Geçmişin İzleri, Bugünün Mimarlığıyla Buluşuyor

Sprint Studio, İzlanda’daki Viking dönemine ait bir arkeolojik alanı koruyan 1950’lerden kalma ahşap yapıyı restore etti, genişletti ve yapıya polikarbonat çatı panelleri ekledi.

Fotoğraflar: Claudio Parada Nunes.

Gelecek ay halka açılması planlanan yapıdaki yenileme çalışmaları, Sprint Studio tarafından 2024’ün sonunda tamamlandı. Tamamlanan yapının detayları ise geçtiğimiz hafta İzlanda’nın DesignMarch festivali kapsamında düzenlenen bir etkinlikte sergilendi.

Stöng arkeolojik alanı, bir Viking evi ve çiftlik alanının kalıntılarını barındırıyor. Alanı korumak amacıyla 1957 yılında inşa edilen ahşap yapı, zamanla bakımsız kalarak harabe hale gelmişti.

Mevcut yapının potansiyelini gören Sprint Studio, ahşap yapıyı korumayı ve restore etmeyi tercih etti, ayrıca yapıyı galvanizli çelik iskeletlerle güçlendirdi.

Sprint Studio’nun kurucu ortağı Karl Kvaran, yaptığı söyleşide “Projenin karmaşıklığı, son derece hassas olan kalıntıların etrafında çalışmak ve ciddi şekilde bozulmuş olan orijinal yapıyı yeniden kullanmakta yatıyordu,” dedi.

“Mevcut yapı ile yeni eklenen unsurlar arasındaki mimari uyumu korumak için teknik hassasiyet gerekiyordu.”

Ahşap yapının formu, içerisinde yer alan Viking kalıntılarının konumuna göre şekilleniyor.
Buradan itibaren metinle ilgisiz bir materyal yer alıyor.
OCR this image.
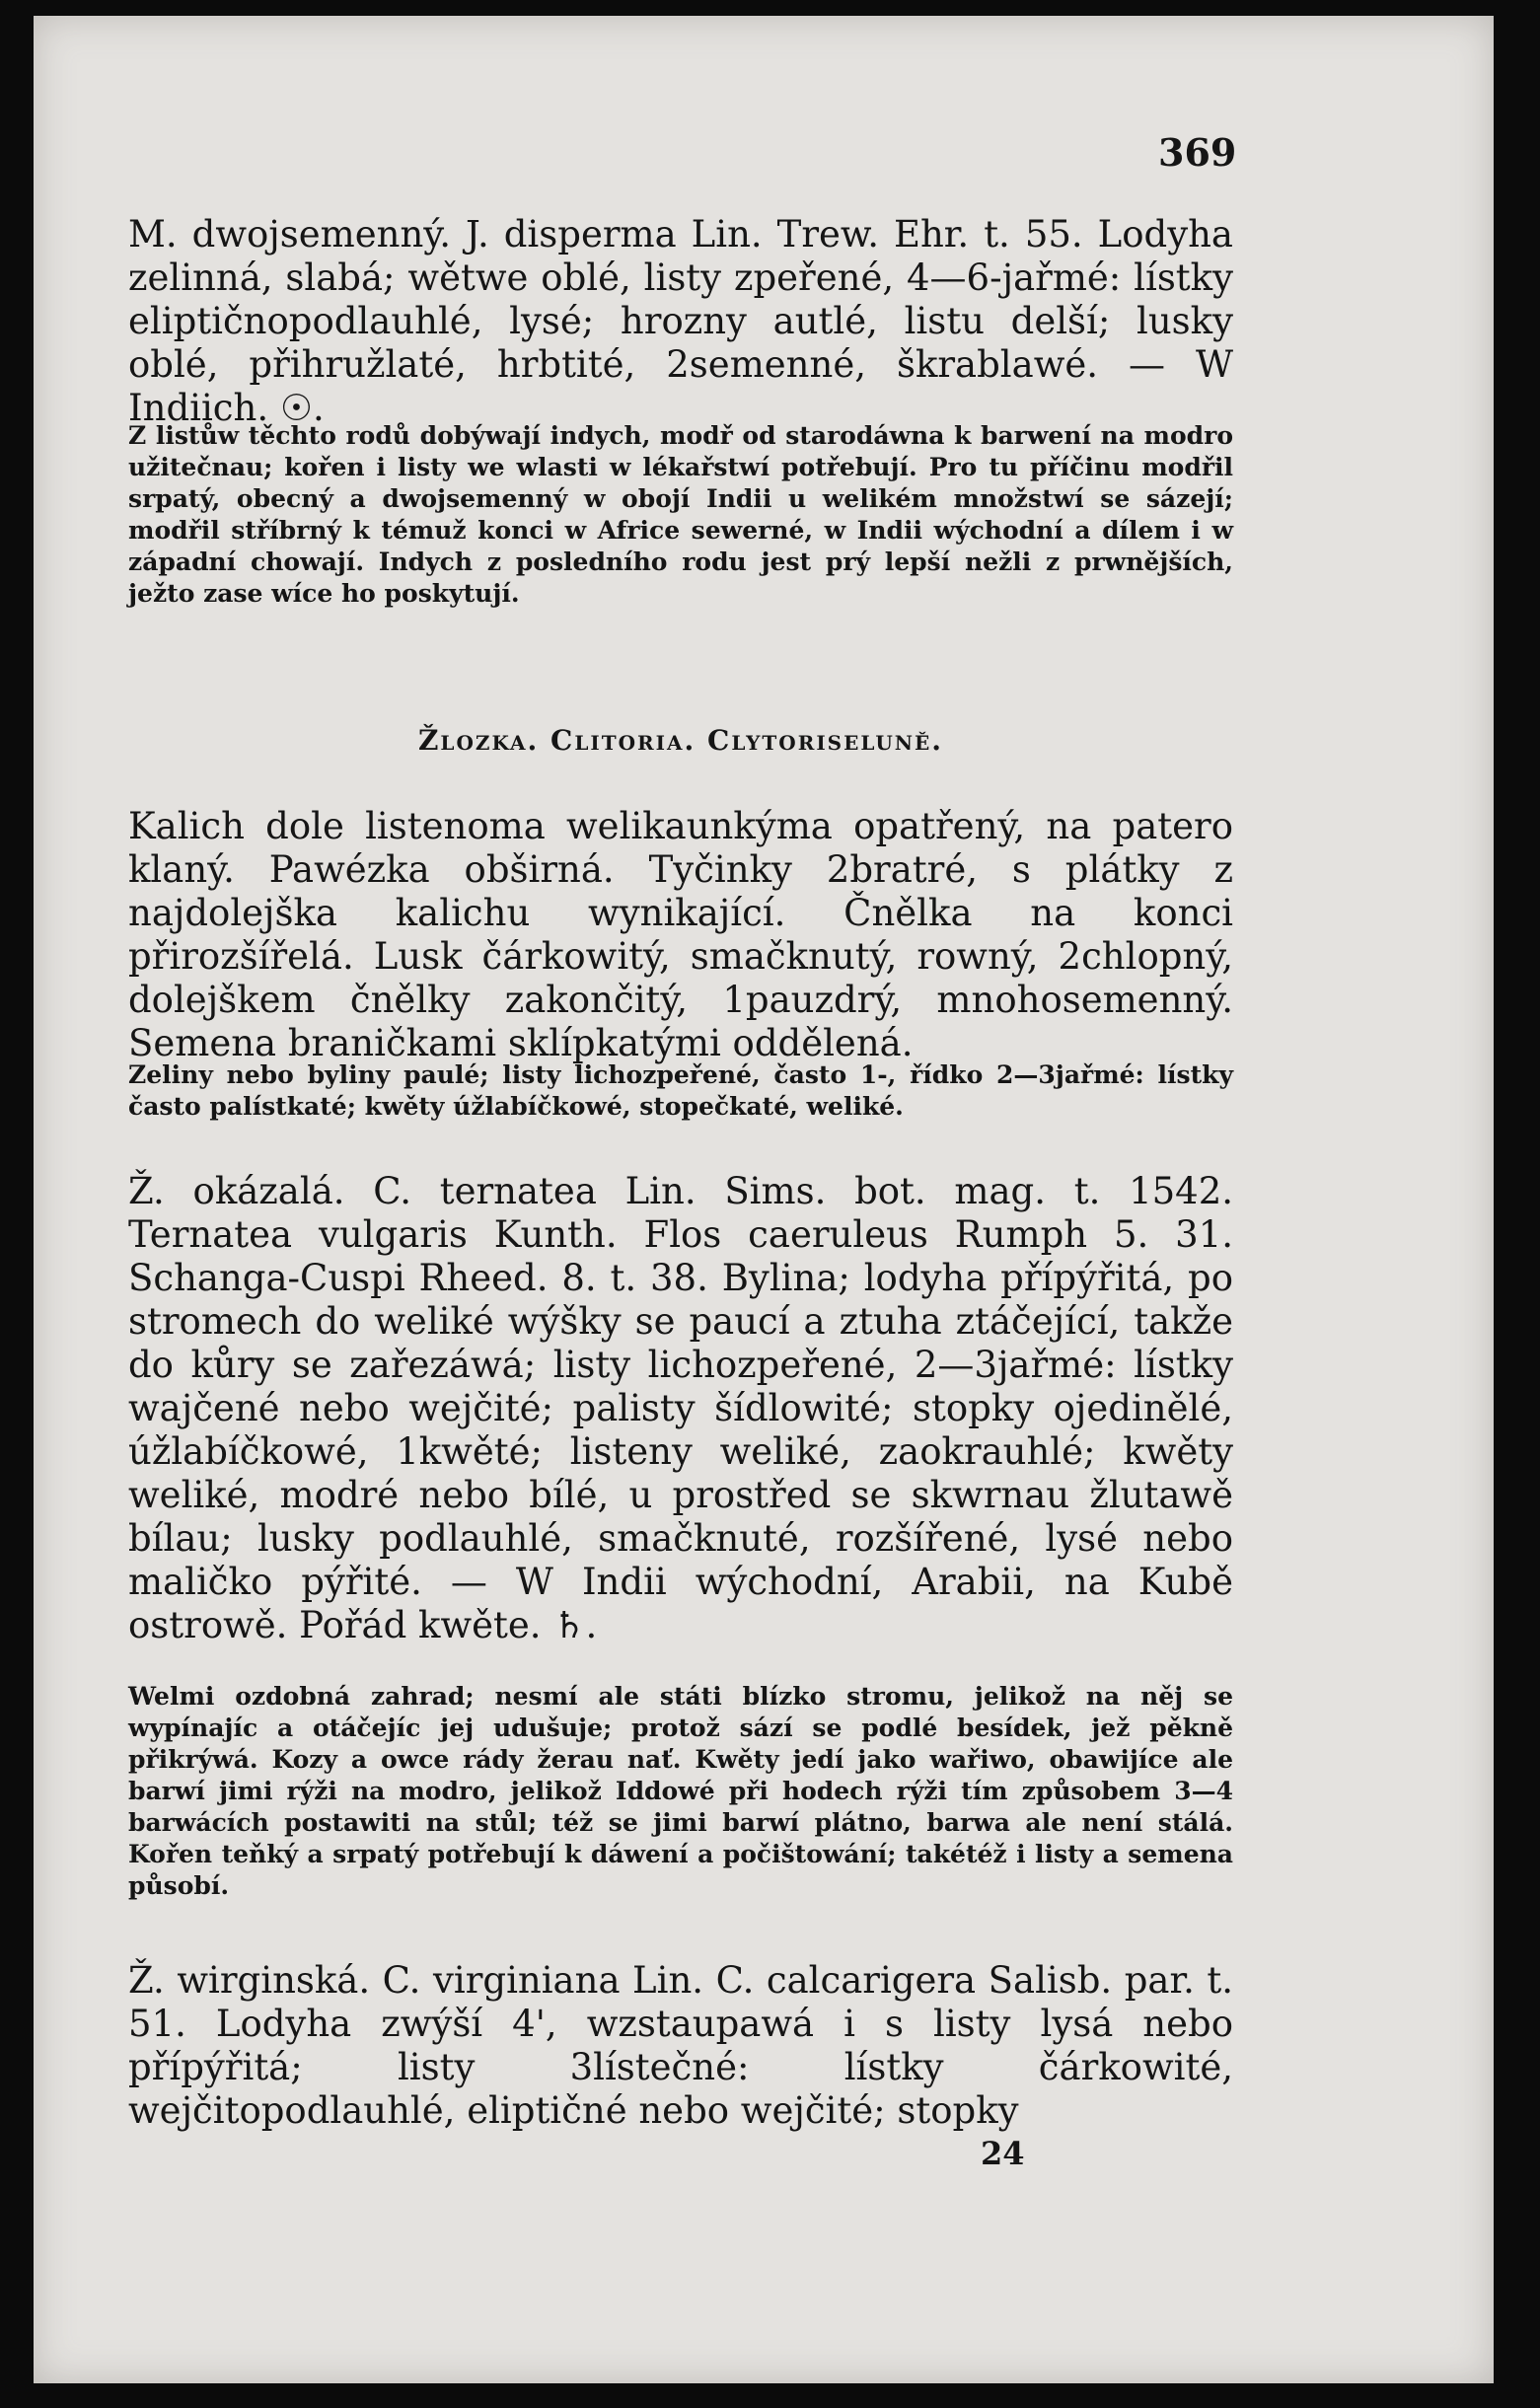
369

M. dwojsemenný. J. disperma Lin. Trew. Ehr. t. 55. Lodyha zelinná, slabá; wětwe oblé, listy zpeřené, 4—6-jařmé: lístky eliptičnopodlauhlé, lysé; hrozny autlé, listu delší; lusky oblé, přihružlaté, hrbtité, 2semenné, škrablawé. — W Indiich. ☉.

Z listůw těchto rodů dobýwají indych, modř od starodáwna k barwení na modro užitečnau; kořen i listy we wlasti w lékařstwí potřebují. Pro tu příčinu modřil srpatý, obecný a dwojsemenný w obojí Indii u welikém množstwí se sázejí; modřil stříbrný k témuž konci w Africe sewerné, w Indii wýchodní a dílem i w západní chowají. Indych z posledního rodu jest prý lepší nežli z prwnějších, ježto zase wíce ho poskytují.

Žlozka. Clitoria. Clytoriseluně.

Kalich dole listenoma welikaunkýma opatřený, na patero klaný. Pawézka obširná. Tyčinky 2bratré, s plátky z najdolejška kalichu wynikající. Čnělka na konci přirozšířelá. Lusk čárkowitý, smačknutý, rowný, 2chlopný, dolejškem čnělky zakončitý, 1pauzdrý, mnohosemenný. Semena braničkami sklípkatými oddělená.

Zeliny nebo byliny paulé; listy lichozpeřené, často 1-, řídko 2—3jařmé: lístky často palístkaté; kwěty úžlabíčkowé, stopečkaté, weliké.

Ž. okázalá. C. ternatea Lin. Sims. bot. mag. t. 1542. Ternatea vulgaris Kunth. Flos caeruleus Rumph 5. 31. Schanga-Cuspi Rheed. 8. t. 38. Bylina; lodyha přípýřitá, po stromech do weliké wýšky se paucí a ztuha ztáčející, takže do kůry se zařezáwá; listy lichozpeřené, 2—3jařmé: lístky wajčené nebo wejčité; palisty šídlowité; stopky ojedinělé, úžlabíčkowé, 1kwěté; listeny weliké, zaokrauhlé; kwěty weliké, modré nebo bílé, u prostřed se skwrnau žlutawě bílau; lusky podlauhlé, smačknuté, rozšířené, lysé nebo maličko pýřité. — W Indii wýchodní, Arabii, na Kubě ostrowě. Pořád kwěte. ♄.

Welmi ozdobná zahrad; nesmí ale státi blízko stromu, jelikož na něj se wypínajíc a otáčejíc jej udušuje; protož sází se podlé besídek, jež pěkně přikrýwá. Kozy a owce rády žerau nať. Kwěty jedí jako wařiwo, obawijíce ale barwí jimi rýži na modro, jelikož Iddowé při hodech rýži tím způsobem 3—4 barwácích postawiti na stůl; též se jimi barwí plátno, barwa ale není stálá. Kořen teňký a srpatý potřebují k dáwení a počištowání; takétéž i listy a semena působí.

Ž. wirginská. C. virginiana Lin. C. calcarigera Salisb. par. t. 51. Lodyha zwýší 4', wzstaupawá i s listy lysá nebo přípýřitá; listy 3lístečné: lístky čárkowité, wejčitopodlauhlé, eliptičné nebo wejčité; stopky

24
Yapı, uzun bir kırma çatı formuna sahip olup, bu ana formdan uzanan daha küçük kırma çatılı kanatlarla genişliyor.

Sprint Studio, yapının bir kırma çatı ucuna dört metre uzunluğunda bir uzantı ekleyerek, kalıntılara bakan bir giriş alanı ve yükseltilmiş bir seyir platformu oluşturdu.

Yapının diğer ucuna, vadi manzaralı açık hava terasından kalıntıları görebilmeyi sağlayan bir pencere yerleştirildi.

Yapının kırma çatılı üst bölümü polikarbonat panellerle kaplanırken dış cephesi çevredeki doğal manzarayla uyum sağlaması amacıyla karaçam ağacından ahşap çıtalarla kaplandı.

“Yapı, geçmiş ile bugün arasında düşünceli bir diyalog olarak ortaya çıkıyor ve hassas bir mimari yaklaşımın kanıtı olarak varlığını sürdürüyor. Gösterişten kaçınıyor; bunun yerine, sadelik ve derinliği vurgulayarak, kalıntıların özenle çerçevelenmiş deneyimler aracılığıyla kendi hikâyesini anlatmasına olanak tanıyor.”

Sprint Studio, çevredeki manzaraya bir yürüyüş yolu ve yaya köprüsü ekleyerek Stöng’u yakınlardaki diğer tarihi alanlarla birbirine bağladı.

“Alanın ve kazı sürecinin hikâyesini yeniden anlatmanın hem önemli hem de etkileyici olduğunu düşündük. Bir diğer amacımız ise, süreç boyunca hayati bir rol oynayan mimarlık ve arkeoloji arasındaki disiplinlerarası iş birliğini vurgulamaktı.”